Sometimes a component goes into a “Last Erred” state. For a RAID-1 volume,
this usually occurs with a one-sided mirror. The volume experiences errors. However, there
are no redundant components to read from. For a RAID-5 volume this occurs
after one component goes into “Maintenance” state, and another component fails. The second
component to fail goes into the “Last Erred” state.
When either a RAID-1 volume or a RAID-5 volume has a component
in the “Last Erred” state, I/O is still attempted to the component marked
“Last Erred.” This I/O attempt occurs because a “Last Erred” component contains the last
good copy of data from Solaris Volume Manager's point of view. With a
component in the “Last Erred” state, the volume behaves like a normal device
(disk) and returns I/O errors to an application. Usually, at this point, some
data has been lost.
The subsequent errors on other components in the same volume are handled differently,
depending on the type of volume.
- RAID-1 Volume
A RAID-1 volume might be able to tolerate many components in the “Maintenance” state and still be read from and written to. If components are in the “Maintenance” state, no data has been lost. You can safely replace or enable the components in any order. If a component is in the “Last Erred” state, you cannot replace it until you first replace the components in the “Maintenance” state. Replacing or enabling a component in the “Last Erred” state usually means that some data has been lost. Be sure to validate the data on the mirror after you repair it.
- RAID-5 Volume
A RAID-5 volume can tolerate a single component in the “Maintenance” state. You can safely replace a single component in the “Maintenance” state without losing data. If an error on another component occurs, it is put into the “Last Erred” state. At this point, the RAID-5 volume is a read-only device. You need to perform some type of error recovery so that the state of the RAID-5 volume is stable and the possibility of data loss is reduced. If a RAID-5 volume reaches a “Last Erred” state, there is a good chance it has lost data. Be sure to validate the data on the RAID-5 volume after you repair it.

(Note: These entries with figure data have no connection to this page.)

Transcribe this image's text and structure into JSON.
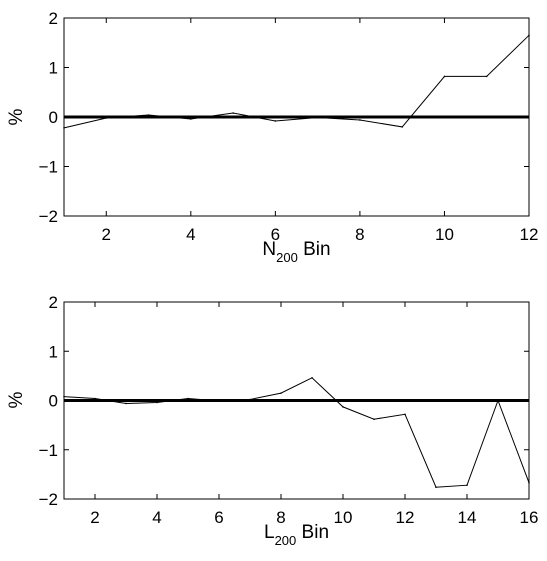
{
  "chart_data": [
    {
      "type": "line",
      "xlabel_main": "N",
      "xlabel_sub": "200",
      "xlabel_rest": " Bin",
      "ylabel": "%",
      "xlim": [
        1,
        12
      ],
      "ylim": [
        -2,
        2
      ],
      "xticks": [
        2,
        4,
        6,
        8,
        10,
        12
      ],
      "yticks": [
        -2,
        -1,
        0,
        1,
        2
      ],
      "ytick_labels": [
        "−2",
        "−1",
        "0",
        "1",
        "2"
      ],
      "grid": false,
      "zero_line": true,
      "x": [
        1,
        2,
        3,
        4,
        5,
        6,
        7,
        8,
        9,
        10,
        11,
        12
      ],
      "values": [
        -0.22,
        -0.02,
        0.04,
        -0.04,
        0.08,
        -0.08,
        -0.01,
        -0.06,
        -0.2,
        0.82,
        0.82,
        1.65
      ]
    },
    {
      "type": "line",
      "xlabel_main": "L",
      "xlabel_sub": "200",
      "xlabel_rest": " Bin",
      "ylabel": "%",
      "xlim": [
        1,
        16
      ],
      "ylim": [
        -2,
        2
      ],
      "xticks": [
        2,
        4,
        6,
        8,
        10,
        12,
        14,
        16
      ],
      "yticks": [
        -2,
        -1,
        0,
        1,
        2
      ],
      "ytick_labels": [
        "−2",
        "−1",
        "0",
        "1",
        "2"
      ],
      "grid": false,
      "zero_line": true,
      "x": [
        1,
        2,
        3,
        4,
        5,
        6,
        7,
        8,
        9,
        10,
        11,
        12,
        13,
        14,
        15,
        16
      ],
      "values": [
        0.08,
        0.04,
        -0.06,
        -0.04,
        0.04,
        -0.01,
        0.02,
        0.15,
        0.46,
        -0.13,
        -0.38,
        -0.28,
        -1.76,
        -1.72,
        0.0,
        -1.67
      ]
    }
  ]
}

Always replace components in the “Maintenance” state first, followed by those in the
“Last Erred” state. After a component is replaced and resynchronized, use the metastat
command to verify its state. Then, validate the data.

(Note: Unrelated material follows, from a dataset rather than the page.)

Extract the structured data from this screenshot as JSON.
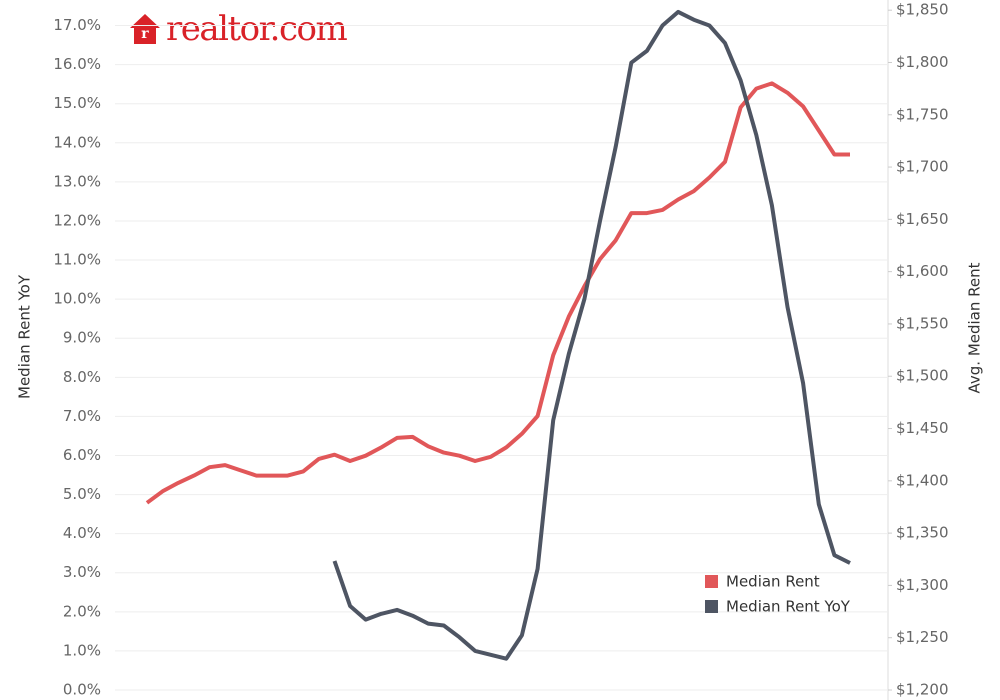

Background Information for Replacing and Enabling Components in RAID-1 and RAID-5 Volumes
When you replace components in a RAID-1 volume or a RAID-5 volume, follow
these guidelines:
Always replace components in the “Maintenance” state first, followed by those components in the “Last Erred” state.

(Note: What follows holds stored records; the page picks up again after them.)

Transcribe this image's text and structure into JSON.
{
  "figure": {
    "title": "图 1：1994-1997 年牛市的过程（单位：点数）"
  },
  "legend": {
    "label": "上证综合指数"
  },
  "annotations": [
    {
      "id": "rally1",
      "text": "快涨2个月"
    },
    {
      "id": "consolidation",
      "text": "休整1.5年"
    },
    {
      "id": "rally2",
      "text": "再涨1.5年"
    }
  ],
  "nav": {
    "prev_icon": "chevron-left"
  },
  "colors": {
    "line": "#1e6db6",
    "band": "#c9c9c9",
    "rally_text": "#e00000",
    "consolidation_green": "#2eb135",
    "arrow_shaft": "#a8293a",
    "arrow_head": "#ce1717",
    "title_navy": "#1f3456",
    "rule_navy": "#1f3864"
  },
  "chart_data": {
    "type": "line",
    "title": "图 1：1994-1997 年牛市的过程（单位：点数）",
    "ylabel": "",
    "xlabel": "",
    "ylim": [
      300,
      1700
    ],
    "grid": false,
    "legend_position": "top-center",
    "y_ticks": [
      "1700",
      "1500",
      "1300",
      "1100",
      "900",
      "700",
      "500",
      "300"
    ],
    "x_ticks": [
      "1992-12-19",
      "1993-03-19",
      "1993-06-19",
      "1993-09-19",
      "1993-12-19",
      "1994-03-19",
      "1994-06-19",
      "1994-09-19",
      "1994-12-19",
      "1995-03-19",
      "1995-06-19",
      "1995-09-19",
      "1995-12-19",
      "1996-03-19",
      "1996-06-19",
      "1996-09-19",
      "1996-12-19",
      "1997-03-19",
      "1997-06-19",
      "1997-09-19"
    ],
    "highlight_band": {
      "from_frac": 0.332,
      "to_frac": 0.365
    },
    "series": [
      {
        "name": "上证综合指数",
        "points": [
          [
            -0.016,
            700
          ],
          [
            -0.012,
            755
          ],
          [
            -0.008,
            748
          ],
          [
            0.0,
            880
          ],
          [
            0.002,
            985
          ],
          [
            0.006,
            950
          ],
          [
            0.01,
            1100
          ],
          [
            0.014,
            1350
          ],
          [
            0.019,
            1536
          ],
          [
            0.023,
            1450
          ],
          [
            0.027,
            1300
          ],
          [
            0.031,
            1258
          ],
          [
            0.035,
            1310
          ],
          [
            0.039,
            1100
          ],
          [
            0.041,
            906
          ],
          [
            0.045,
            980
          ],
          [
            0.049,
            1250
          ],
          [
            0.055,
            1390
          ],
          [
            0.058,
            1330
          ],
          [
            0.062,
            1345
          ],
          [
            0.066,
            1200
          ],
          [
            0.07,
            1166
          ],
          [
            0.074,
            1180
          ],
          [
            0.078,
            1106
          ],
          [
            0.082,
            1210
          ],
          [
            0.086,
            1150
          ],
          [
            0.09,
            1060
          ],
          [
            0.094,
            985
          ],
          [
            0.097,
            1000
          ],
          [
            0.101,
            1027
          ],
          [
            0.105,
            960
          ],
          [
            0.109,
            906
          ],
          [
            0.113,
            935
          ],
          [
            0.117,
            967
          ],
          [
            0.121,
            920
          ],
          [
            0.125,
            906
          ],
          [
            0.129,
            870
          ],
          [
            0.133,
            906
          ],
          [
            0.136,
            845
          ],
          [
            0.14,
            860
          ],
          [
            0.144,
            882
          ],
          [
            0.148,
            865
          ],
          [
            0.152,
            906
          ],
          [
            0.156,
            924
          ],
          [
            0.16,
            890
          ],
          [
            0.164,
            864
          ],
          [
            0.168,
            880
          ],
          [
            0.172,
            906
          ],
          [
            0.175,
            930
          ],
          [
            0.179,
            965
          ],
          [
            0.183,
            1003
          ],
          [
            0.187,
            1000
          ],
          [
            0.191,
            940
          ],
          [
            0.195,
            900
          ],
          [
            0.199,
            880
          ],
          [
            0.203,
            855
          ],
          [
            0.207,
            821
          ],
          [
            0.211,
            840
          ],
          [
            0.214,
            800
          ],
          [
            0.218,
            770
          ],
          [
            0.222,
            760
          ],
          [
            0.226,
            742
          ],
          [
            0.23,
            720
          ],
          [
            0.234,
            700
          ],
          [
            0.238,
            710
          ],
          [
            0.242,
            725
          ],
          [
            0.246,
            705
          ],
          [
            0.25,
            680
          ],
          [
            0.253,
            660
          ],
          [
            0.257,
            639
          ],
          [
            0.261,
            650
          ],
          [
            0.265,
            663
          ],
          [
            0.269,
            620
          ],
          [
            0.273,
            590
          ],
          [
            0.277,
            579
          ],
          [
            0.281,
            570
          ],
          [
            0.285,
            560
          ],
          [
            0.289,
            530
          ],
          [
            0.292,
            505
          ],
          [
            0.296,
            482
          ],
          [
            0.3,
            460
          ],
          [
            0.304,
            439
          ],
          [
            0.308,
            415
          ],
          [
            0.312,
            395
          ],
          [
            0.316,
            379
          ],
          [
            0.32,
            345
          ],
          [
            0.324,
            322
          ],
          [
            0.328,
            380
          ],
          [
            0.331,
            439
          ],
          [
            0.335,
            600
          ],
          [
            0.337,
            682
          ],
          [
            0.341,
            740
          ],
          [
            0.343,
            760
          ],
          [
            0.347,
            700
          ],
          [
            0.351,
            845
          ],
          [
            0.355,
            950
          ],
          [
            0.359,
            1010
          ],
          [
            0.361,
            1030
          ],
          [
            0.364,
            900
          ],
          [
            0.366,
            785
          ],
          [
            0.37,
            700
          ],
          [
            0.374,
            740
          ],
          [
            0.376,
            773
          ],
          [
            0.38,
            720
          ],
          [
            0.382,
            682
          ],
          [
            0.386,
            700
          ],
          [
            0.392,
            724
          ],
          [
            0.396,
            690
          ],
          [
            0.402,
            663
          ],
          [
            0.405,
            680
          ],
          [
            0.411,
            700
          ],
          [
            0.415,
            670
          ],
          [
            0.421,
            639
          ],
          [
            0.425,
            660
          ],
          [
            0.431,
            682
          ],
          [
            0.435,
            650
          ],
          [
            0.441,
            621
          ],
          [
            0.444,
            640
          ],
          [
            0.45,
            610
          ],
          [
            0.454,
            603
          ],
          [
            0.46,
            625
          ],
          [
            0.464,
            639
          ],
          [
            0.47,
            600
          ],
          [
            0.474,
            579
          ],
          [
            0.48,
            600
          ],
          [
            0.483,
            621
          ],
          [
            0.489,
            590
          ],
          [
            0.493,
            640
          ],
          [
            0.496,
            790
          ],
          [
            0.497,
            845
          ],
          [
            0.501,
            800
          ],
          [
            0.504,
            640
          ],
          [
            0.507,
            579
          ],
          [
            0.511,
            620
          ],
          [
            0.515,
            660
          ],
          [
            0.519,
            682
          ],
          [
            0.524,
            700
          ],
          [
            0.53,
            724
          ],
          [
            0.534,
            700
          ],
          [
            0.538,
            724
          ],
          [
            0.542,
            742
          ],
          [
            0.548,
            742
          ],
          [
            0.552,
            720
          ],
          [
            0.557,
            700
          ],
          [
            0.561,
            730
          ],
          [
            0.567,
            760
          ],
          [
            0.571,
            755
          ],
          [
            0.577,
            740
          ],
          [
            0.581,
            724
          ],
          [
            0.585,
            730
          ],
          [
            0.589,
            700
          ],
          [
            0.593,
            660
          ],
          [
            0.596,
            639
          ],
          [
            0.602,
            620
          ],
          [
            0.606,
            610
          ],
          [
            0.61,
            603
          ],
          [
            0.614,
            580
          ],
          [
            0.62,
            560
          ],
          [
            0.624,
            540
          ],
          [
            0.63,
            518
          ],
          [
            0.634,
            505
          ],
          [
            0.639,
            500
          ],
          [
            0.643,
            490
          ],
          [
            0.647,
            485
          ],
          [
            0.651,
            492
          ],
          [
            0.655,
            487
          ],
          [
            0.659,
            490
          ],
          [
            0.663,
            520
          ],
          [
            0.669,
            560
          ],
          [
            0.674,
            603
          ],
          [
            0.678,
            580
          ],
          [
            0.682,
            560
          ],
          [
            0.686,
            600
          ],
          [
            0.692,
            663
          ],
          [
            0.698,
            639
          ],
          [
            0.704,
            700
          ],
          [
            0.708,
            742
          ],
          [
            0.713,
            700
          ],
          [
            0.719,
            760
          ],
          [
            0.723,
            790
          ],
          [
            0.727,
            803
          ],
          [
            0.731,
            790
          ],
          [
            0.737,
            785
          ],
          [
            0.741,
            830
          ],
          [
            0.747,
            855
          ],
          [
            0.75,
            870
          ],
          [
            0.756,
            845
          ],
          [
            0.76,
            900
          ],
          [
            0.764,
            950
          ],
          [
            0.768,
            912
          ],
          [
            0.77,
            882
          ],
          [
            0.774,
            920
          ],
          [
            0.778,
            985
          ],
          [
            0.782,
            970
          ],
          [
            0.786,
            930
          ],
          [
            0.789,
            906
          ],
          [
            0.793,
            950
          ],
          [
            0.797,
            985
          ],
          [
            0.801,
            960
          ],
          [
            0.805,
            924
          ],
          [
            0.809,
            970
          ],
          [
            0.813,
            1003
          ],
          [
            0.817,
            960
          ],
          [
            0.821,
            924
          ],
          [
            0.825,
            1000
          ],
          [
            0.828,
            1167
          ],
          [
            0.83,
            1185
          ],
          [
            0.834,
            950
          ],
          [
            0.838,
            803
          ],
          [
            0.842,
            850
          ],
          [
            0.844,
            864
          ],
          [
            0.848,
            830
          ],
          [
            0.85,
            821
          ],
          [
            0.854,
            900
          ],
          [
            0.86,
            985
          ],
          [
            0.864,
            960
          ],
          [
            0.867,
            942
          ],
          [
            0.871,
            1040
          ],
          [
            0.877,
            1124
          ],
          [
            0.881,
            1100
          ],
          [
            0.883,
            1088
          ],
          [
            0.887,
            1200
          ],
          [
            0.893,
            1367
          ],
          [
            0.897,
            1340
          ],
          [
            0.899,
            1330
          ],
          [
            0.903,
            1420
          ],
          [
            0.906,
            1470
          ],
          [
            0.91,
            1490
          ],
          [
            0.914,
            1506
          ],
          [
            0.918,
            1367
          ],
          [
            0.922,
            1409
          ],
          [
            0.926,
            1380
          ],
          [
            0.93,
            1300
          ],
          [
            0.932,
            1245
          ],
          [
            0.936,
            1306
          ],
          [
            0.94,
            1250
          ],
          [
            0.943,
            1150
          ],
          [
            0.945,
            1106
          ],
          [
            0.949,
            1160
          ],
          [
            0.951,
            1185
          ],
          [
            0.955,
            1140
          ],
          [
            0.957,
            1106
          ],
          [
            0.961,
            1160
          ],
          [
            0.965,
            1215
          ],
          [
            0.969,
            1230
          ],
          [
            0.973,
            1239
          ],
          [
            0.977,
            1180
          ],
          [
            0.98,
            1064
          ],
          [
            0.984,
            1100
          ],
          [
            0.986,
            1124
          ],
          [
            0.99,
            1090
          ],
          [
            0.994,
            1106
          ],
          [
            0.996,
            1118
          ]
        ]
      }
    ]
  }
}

After a component is replaced and resynchronized, use the metastat command to verify the state of the volume. Then, validate the data. Replacing or enabling a component in the “Last Erred” state usually means that some data has been lost. Be sure to validate the data on the volume after you repair it. For a UFS, run the fsck command to validate the “metadata” (the structure of the file system). Then, check the actual user data. (Practically, users will have to examine their files.) A database or other application must have its own way of validating its internal data structure.
Always check for state database replicas and hot spares when you replace components. Any state database replica in an erred state should be deleted before you replace the physical disk. The state database replica should be added back before you enable the component. The same procedure applies to hot spares.
During component replacement for a RAID-5 volume, data is recovered in one of two ways. The data is recovered either from a hot spare currently in use or from using the RAID-5 parity, when no hot spare is in use.
When you replace a component for a RAID-1 volume, Solaris Volume Manager automatically starts resynchronizing the new component with the rest of the volume. When the resynchronization completes, the replaced component becomes readable and writable. If the failed component has been replaced with data from a hot spare, the hot spare is placed in the “Available” state and made available for other hot spare replacements.
The new component must be large enough to replace the old component.
As a precaution, back up all data before you replace “Last Erred” devices.